GDN:NEWS ARTICLES
Death Rally (2012) Review (PC)
Posted by Jim Cook, 294 days ago
Death Rally comes from an obscure but excellent history. It shares a title and premise with the 1996 PC title Death Rally, which gave you a car, a gun, and very few rules as you were turned loose on several tracks played in an overhead style similar to late 80s to early 90s arcade racing games like Ivan ’Ironman’ Stewart’s Super Off Road. Great track design combined with gradually upgrading your car resulted in a game that was easy to learn, and had just the right mix of racing and fighting. Now in 2012, we have a remake of that classic. While it gets the basic idea right, some of the details aren’t quite as they should be.

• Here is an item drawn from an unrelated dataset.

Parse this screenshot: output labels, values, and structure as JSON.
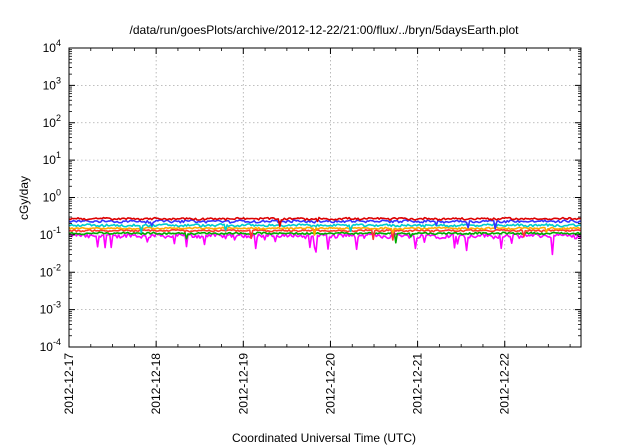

Players take on the role of an illegal street racer, facing off against five other opponents in a series of short races. As the title implies, this is not a pleasant ride with courteous driving; it’s perfectly acceptable to blast the opposition to pieces and they’ll try to do the same to you. While there is a basic plot, the real focus is in collecting better cars and weapons. Do well enough at this and you’ll eventually face The Adversary, essentially the game’s final boss (with a superior car to go with that status).

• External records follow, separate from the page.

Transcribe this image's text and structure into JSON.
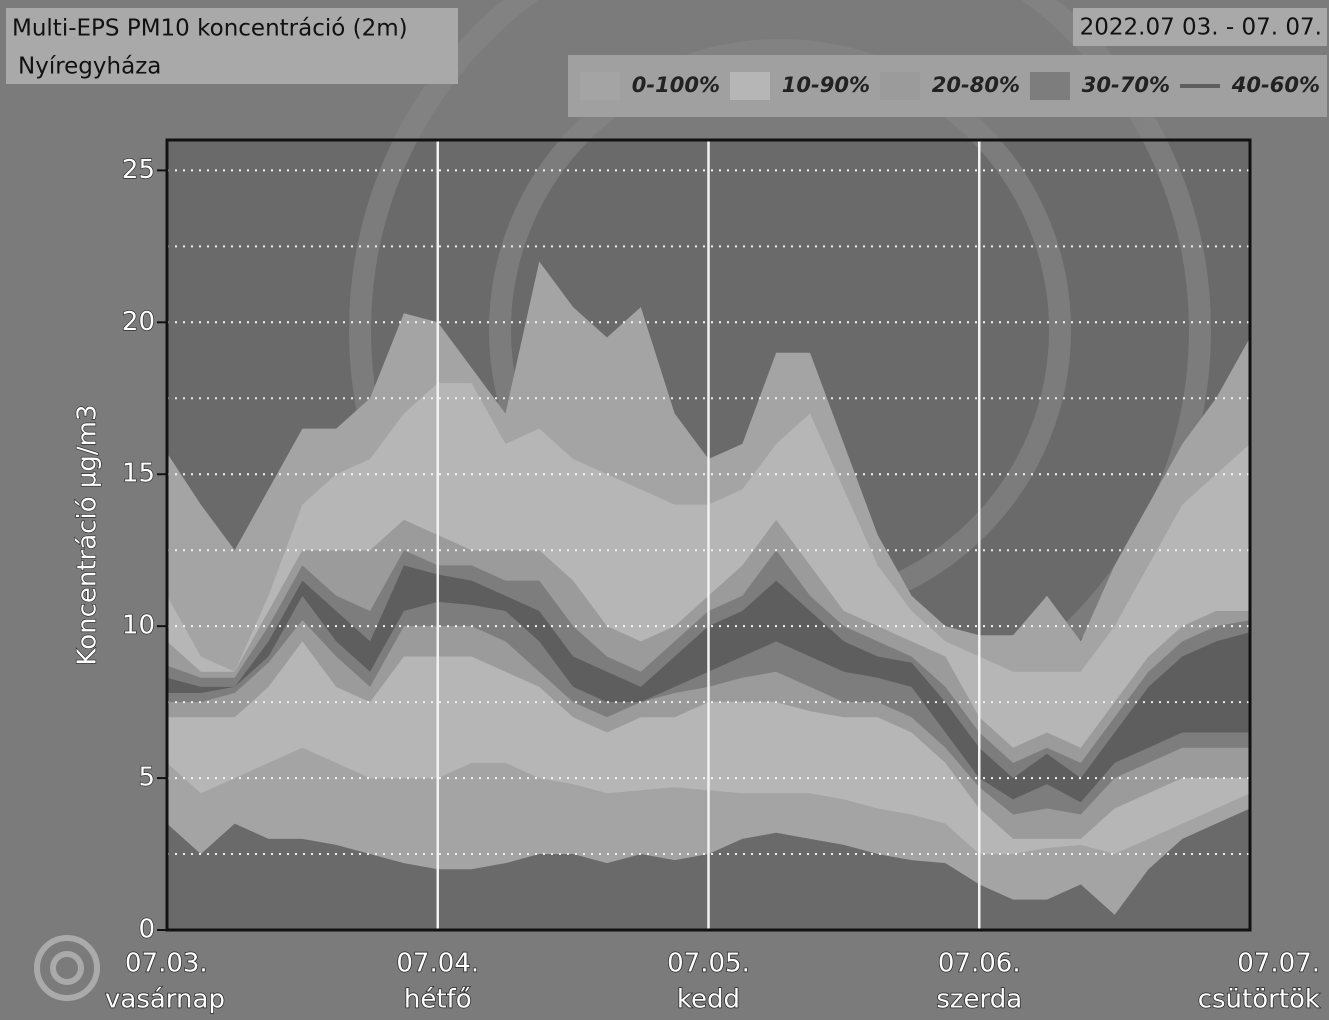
{
  "chart_data": {
    "type": "fan",
    "title": "Multi-EPS PM10 koncentráció (2m)",
    "subtitle": "Nyíregyháza",
    "date_range": "2022.07 03. - 07. 07.",
    "ylabel": "Koncentráció µg/m3",
    "categories": [
      "07.03.",
      null,
      null,
      null,
      null,
      null,
      null,
      null,
      "07.04.",
      null,
      null,
      null,
      null,
      null,
      null,
      null,
      "07.05.",
      null,
      null,
      null,
      null,
      null,
      null,
      null,
      "07.06.",
      null,
      null,
      null,
      null,
      null,
      null,
      null,
      "07.07."
    ],
    "weekdays": [
      "vasárnap",
      null,
      null,
      null,
      null,
      null,
      null,
      null,
      "hétfő",
      null,
      null,
      null,
      null,
      null,
      null,
      null,
      "kedd",
      null,
      null,
      null,
      null,
      null,
      null,
      null,
      "szerda",
      null,
      null,
      null,
      null,
      null,
      null,
      null,
      "csütörtök"
    ],
    "ylim": [
      0,
      26
    ],
    "yticks": [
      0,
      5,
      10,
      15,
      20,
      25
    ],
    "minor_yticks": [
      2.5,
      7.5,
      12.5,
      17.5,
      22.5
    ],
    "grid": true,
    "series": [
      {
        "name": "0-100%",
        "color": "#a4a4a4",
        "high": [
          15.7,
          14,
          12.5,
          14.5,
          16.5,
          16.5,
          17.5,
          20.3,
          20,
          18.5,
          17,
          22,
          20.5,
          19.5,
          20.5,
          17,
          15.5,
          16,
          19,
          19,
          16,
          13,
          11,
          10,
          9.7,
          9.7,
          11,
          9.5,
          12,
          14,
          16,
          17.5,
          19.5
        ],
        "low": [
          3.5,
          2.5,
          3.5,
          3,
          3,
          2.8,
          2.5,
          2.2,
          2,
          2,
          2.2,
          2.5,
          2.5,
          2.2,
          2.5,
          2.3,
          2.5,
          3,
          3.2,
          3,
          2.8,
          2.5,
          2.3,
          2.2,
          1.5,
          1,
          1,
          1.5,
          0.5,
          2,
          3,
          3.5,
          4
        ]
      },
      {
        "name": "10-90%",
        "color": "#b6b6b6",
        "high": [
          11,
          9,
          8.5,
          11,
          14,
          15,
          15.5,
          17,
          18,
          18,
          16,
          16.5,
          15.5,
          15,
          14.5,
          14,
          14,
          14.5,
          16,
          17,
          14.5,
          12,
          10.5,
          9.5,
          9,
          8.5,
          8.5,
          8.5,
          10,
          12,
          14,
          15,
          16
        ],
        "low": [
          5.5,
          4.5,
          5,
          5.5,
          6,
          5.5,
          5,
          5,
          5,
          5.5,
          5.5,
          5,
          4.8,
          4.5,
          4.6,
          4.7,
          4.6,
          4.5,
          4.5,
          4.5,
          4.3,
          4,
          3.8,
          3.5,
          2.5,
          2.5,
          2.7,
          2.8,
          2.5,
          3,
          3.5,
          4,
          4.5
        ]
      },
      {
        "name": "20-80%",
        "color": "#9b9b9b",
        "high": [
          9.5,
          8.5,
          8.5,
          10.5,
          12.5,
          12.5,
          12.5,
          13.5,
          13,
          12.5,
          12.5,
          12.5,
          11.5,
          10,
          9.5,
          10,
          11,
          12,
          13.5,
          12,
          10.5,
          10,
          9.5,
          9,
          7,
          6,
          6.5,
          6,
          7.5,
          9,
          10,
          10.5,
          10.5
        ],
        "low": [
          7,
          7,
          7,
          8,
          9.5,
          8,
          7.5,
          9,
          9,
          9,
          8.5,
          8,
          7,
          6.5,
          7,
          7,
          7.5,
          7.5,
          7.5,
          7.2,
          7,
          7,
          6.5,
          5.5,
          4,
          3,
          3,
          3,
          4,
          4.5,
          5,
          5,
          5
        ]
      },
      {
        "name": "30-70%",
        "color": "#7d7d7d",
        "high": [
          8.7,
          8.3,
          8.3,
          10,
          12,
          11,
          10.5,
          12.5,
          12,
          12,
          11.5,
          11.5,
          10,
          9,
          8.5,
          9.5,
          10.5,
          11,
          12.5,
          11,
          10,
          9.5,
          9,
          8,
          6.5,
          5.5,
          6,
          5.5,
          7,
          8.5,
          9.5,
          10,
          10.2
        ],
        "low": [
          7.5,
          7.5,
          7.8,
          8.8,
          10.2,
          9,
          8,
          10,
          10,
          10,
          9.5,
          8.5,
          7.5,
          7,
          7.5,
          7.8,
          8,
          8.3,
          8.5,
          8,
          7.5,
          7.5,
          7,
          6,
          4.7,
          3.8,
          4,
          3.8,
          5,
          5.5,
          6,
          6,
          6
        ]
      },
      {
        "name": "40-60%",
        "color": "#5e5e5e",
        "high": [
          8.3,
          8,
          8,
          9.5,
          11.5,
          10.5,
          9.5,
          12,
          11.7,
          11.5,
          11,
          10.5,
          9,
          8.5,
          8,
          9,
          10,
          10.5,
          11.5,
          10.5,
          9.5,
          9,
          8.8,
          7.5,
          6,
          5,
          5.8,
          5,
          6.5,
          8,
          9,
          9.5,
          9.8
        ],
        "low": [
          7.8,
          7.8,
          8,
          9,
          11,
          9.5,
          8.5,
          10.5,
          10.8,
          10.7,
          10.5,
          9.5,
          8,
          7.5,
          7.5,
          8,
          8.5,
          9,
          9.5,
          9,
          8.5,
          8.3,
          8,
          6.5,
          5,
          4.3,
          4.8,
          4.2,
          5.5,
          6,
          6.5,
          6.5,
          6.5
        ]
      }
    ]
  }
}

The controls are very easy to learn, as you only have around a half-dozen buttons to push; accelerate, brake, turn left, right, deploying land mines, and firing your main weapon. Combined with the short races (they last about a minute and a half apiece), there’s a clear focus on getting you into the thick of the action as soon as possible. This part of Death Rally is fine, and sticks to a formula that served the original so well.

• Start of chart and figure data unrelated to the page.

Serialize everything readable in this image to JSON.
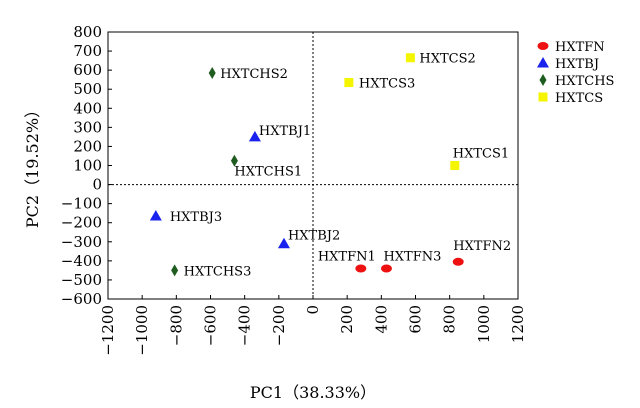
{
  "chart_data": {
    "type": "scatter",
    "xlabel": "PC1（38.33%）",
    "ylabel": "PC2（19.52%）",
    "xlim": [
      -1200,
      1200
    ],
    "ylim": [
      -600,
      800
    ],
    "xticks": [
      -1200,
      -1000,
      -800,
      -600,
      -400,
      -200,
      0,
      200,
      400,
      600,
      800,
      1000,
      1200
    ],
    "xtick_labels": [
      "−1200",
      "−1000",
      "−800",
      "−600",
      "−400",
      "−200",
      "0",
      "200",
      "400",
      "600",
      "800",
      "1000",
      "1200"
    ],
    "yticks": [
      800,
      700,
      600,
      500,
      400,
      300,
      200,
      100,
      0,
      -100,
      -200,
      -300,
      -400,
      -500,
      -600
    ],
    "ytick_labels": [
      "800",
      "700",
      "600",
      "500",
      "400",
      "300",
      "200",
      "100",
      "0",
      "−100",
      "−200",
      "−300",
      "−400",
      "−500",
      "−600"
    ],
    "zero_lines": true,
    "legend_position": "top-right",
    "series": [
      {
        "name": "HXTFN",
        "marker": "ellipse",
        "color": "#ee1111",
        "points": [
          {
            "label": "HXTFN1",
            "x": 280,
            "y": -440
          },
          {
            "label": "HXTFN3",
            "x": 430,
            "y": -440
          },
          {
            "label": "HXTFN2",
            "x": 850,
            "y": -405
          }
        ]
      },
      {
        "name": "HXTBJ",
        "marker": "triangle",
        "color": "#1a22ee",
        "points": [
          {
            "label": "HXTBJ1",
            "x": -340,
            "y": 250
          },
          {
            "label": "HXTBJ3",
            "x": -920,
            "y": -165
          },
          {
            "label": "HXTBJ2",
            "x": -170,
            "y": -310
          }
        ]
      },
      {
        "name": "HXTCHS",
        "marker": "diamond",
        "color": "#1f5c1f",
        "points": [
          {
            "label": "HXTCHS2",
            "x": -590,
            "y": 585
          },
          {
            "label": "HXTCHS1",
            "x": -460,
            "y": 125
          },
          {
            "label": "HXTCHS3",
            "x": -810,
            "y": -450
          }
        ]
      },
      {
        "name": "HXTCS",
        "marker": "square",
        "color": "#f5f500",
        "points": [
          {
            "label": "HXTCS2",
            "x": 570,
            "y": 665
          },
          {
            "label": "HXTCS3",
            "x": 210,
            "y": 535
          },
          {
            "label": "HXTCS1",
            "x": 830,
            "y": 100
          }
        ]
      }
    ]
  }
}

Unfortunately, a series of more subtle changes drag the experience down. You unlock new cars and weapons by killing your opponents, giving you a huge reason to not race. Most of my eight hour play-through was spent speeding ahead of the other racers to drop my land mines, then let them pass me and keep shooting them in the back. It’s pretty easy to place in the top three when half of the competition is no longer in the race, after all. Since you can generally only attack those ahead of you, there’s not much incentive to take the lead unless you can get so far ahead that opponents can’t shoot you.